Ok, so I put it up as splitup patches and as one complete patch onto
<http://www.tu-chemnitz.de/~ioe/patches-page_walk/index.html>
Regards
Ingo Oeser
--
Science is what we can tell a computer. Art is everything else. --- D.E.Knuth
Ingo Oeser wrote:
>
> Hi Andrew,
>
> now I have implemented the big get_user_pages rewrite.
/* &custom_page_walker - A custom page walk handler for walk_user_pages().
* vma: The vma we walk pages of.
* page: The page we found or an %ERR_PTR() value
* virt_addr: The virtual address we are at while walking.

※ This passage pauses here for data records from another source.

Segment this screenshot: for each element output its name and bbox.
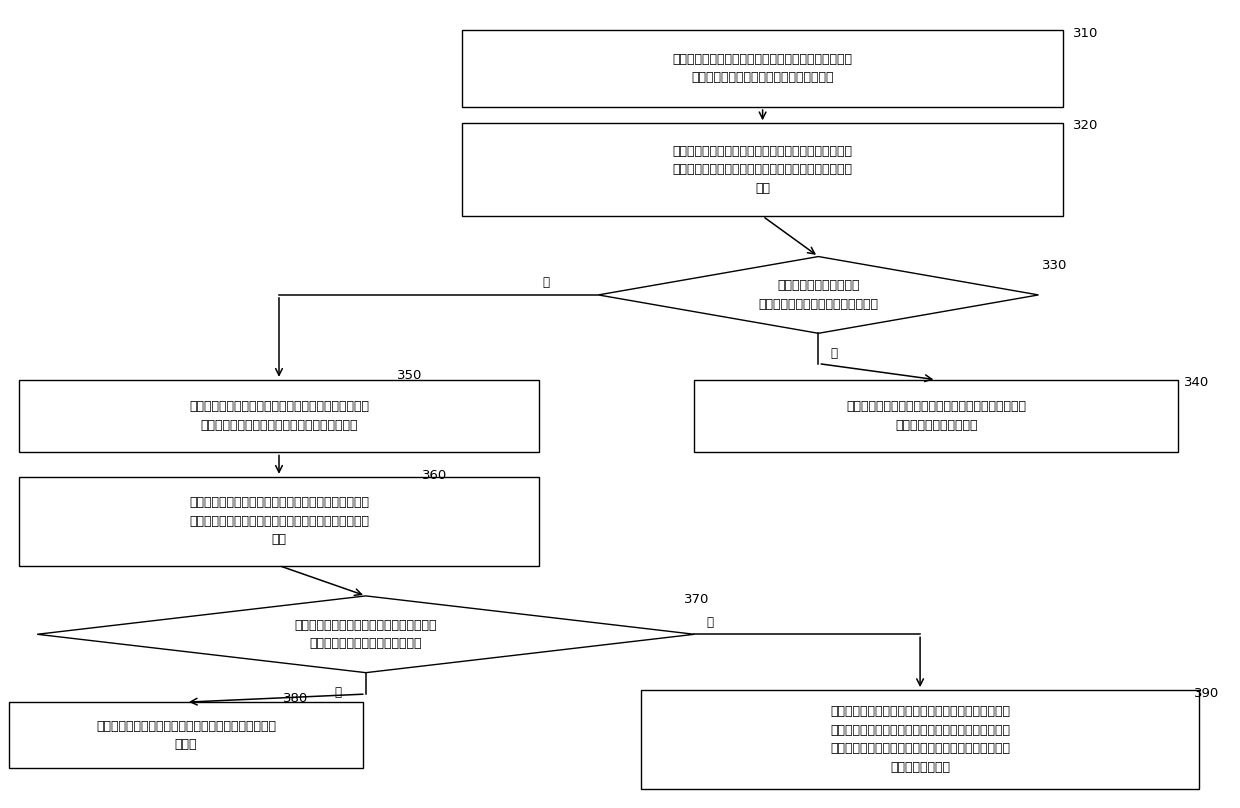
FancyBboxPatch shape <box>19 380 539 452</box>
Text: 所述直连系统将所述访问目标供应商系统的接口调用传
输至所述目标供应商系统: 所述直连系统将所述访问目标供应商系统的接口调用传 输至所述目标供应商系统 <box>846 401 1027 431</box>
Text: 所述流量控制模块响应于所述访问请求许可接口的调用
操作，根据所述目标供应商系统的实时状态，输出返回
结果: 所述流量控制模块响应于所述访问请求许可接口的调用 操作，根据所述目标供应商系统的… <box>672 145 853 195</box>
Text: 310: 310 <box>1073 27 1097 40</box>
FancyBboxPatch shape <box>461 123 1063 216</box>
Text: 判断所述返回结果是否为
允许实时访问所述目标供应商系统？: 判断所述返回结果是否为 允许实时访问所述目标供应商系统？ <box>759 280 878 310</box>
Text: 350: 350 <box>397 369 422 382</box>
FancyBboxPatch shape <box>694 380 1178 452</box>
Polygon shape <box>37 596 694 672</box>
Text: 390: 390 <box>1194 687 1219 700</box>
Text: 360: 360 <box>422 469 446 482</box>
FancyBboxPatch shape <box>641 690 1199 789</box>
Text: 所述直连系统响应于访问目标供应商系统的接口调用，
调用所述流量控制模块的访问请求许可接口: 所述直连系统响应于访问目标供应商系统的接口调用， 调用所述流量控制模块的访问请求… <box>672 53 853 84</box>
Text: 340: 340 <box>1184 376 1209 389</box>
Text: 所述流量控制模块遍历本地缓存的所述访问供应商系统
的接口调用，确定处于延迟访问状态的所述目标供应商
系统: 所述流量控制模块遍历本地缓存的所述访问供应商系统 的接口调用，确定处于延迟访问状… <box>188 496 370 546</box>
Polygon shape <box>599 256 1039 333</box>
Text: 判断所述目标供应商系统处于延迟访问状态
的延时缓存原因是否为流量过载？: 判断所述目标供应商系统处于延迟访问状态 的延时缓存原因是否为流量过载？ <box>295 619 436 650</box>
Text: 恢复执行本地缓存的所述访问所述目标供应商系统的接
口调用: 恢复执行本地缓存的所述访问所述目标供应商系统的接 口调用 <box>95 720 277 751</box>
Text: 是: 是 <box>831 347 838 360</box>
FancyBboxPatch shape <box>10 702 362 768</box>
Text: 380: 380 <box>283 692 308 705</box>
Text: 对于所述目标供应商系统，响应于所述延迟访问状态匹
配的原因为系统异常，且所述目标供应商系统恢复正常
的情况下，恢复执行本地缓存的所述访问所述目标供应
商系统的接: 对于所述目标供应商系统，响应于所述延迟访问状态匹 配的原因为系统异常，且所述目标… <box>830 705 1011 773</box>
Text: 否: 否 <box>707 616 714 629</box>
FancyBboxPatch shape <box>461 30 1063 107</box>
Text: 370: 370 <box>684 593 709 606</box>
Text: 330: 330 <box>1042 259 1066 271</box>
FancyBboxPatch shape <box>19 477 539 566</box>
Text: 所述直连系统响应于延迟访问所述目标供应商系统的返
回结果，输出指示等待处理的接口调用反馈信息: 所述直连系统响应于延迟访问所述目标供应商系统的返 回结果，输出指示等待处理的接口… <box>188 401 370 431</box>
Text: 否: 否 <box>543 276 549 289</box>
Text: 是: 是 <box>335 686 342 700</box>
Text: 320: 320 <box>1073 119 1097 132</box>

* customdata: Anything you would like to pass additionally.
*
* Returns:
* Negative values -> ERRNO values.
* 0 -> continue page walking.
* 1 -> abort page walking.
*
* If this functions gets a page, for which %IS_ERR(@page) is true, than it
* should do it's cleanup of customdata and return -PTR_ERR(@page).
*
* This function is called with @vma->vm_mm->page_table_lock held,
* if IS_ERR(@vma) is not true.
*
* But if IS_ERR(@vma) is true, IS_ERR(@page) is also true, since if we have no
* vma, then we also have no user space page.
*
* If it returns a negative value, then the page_table_lock must be dropped
* by this function, if it is held.
*/
This locking is rather awkward. Why is it necessary, and can it
be simplified??
wrt the removal of the vmas arg to get_user_pages(): I assume this
was because none of the multipage callers were using it?
The patches would be easier to follow if things were sequenced a
little differently: lose the intermediate steps. Or just roll
the whole thing into a single patch, really. I don't think there
are any intermediate steps in this one?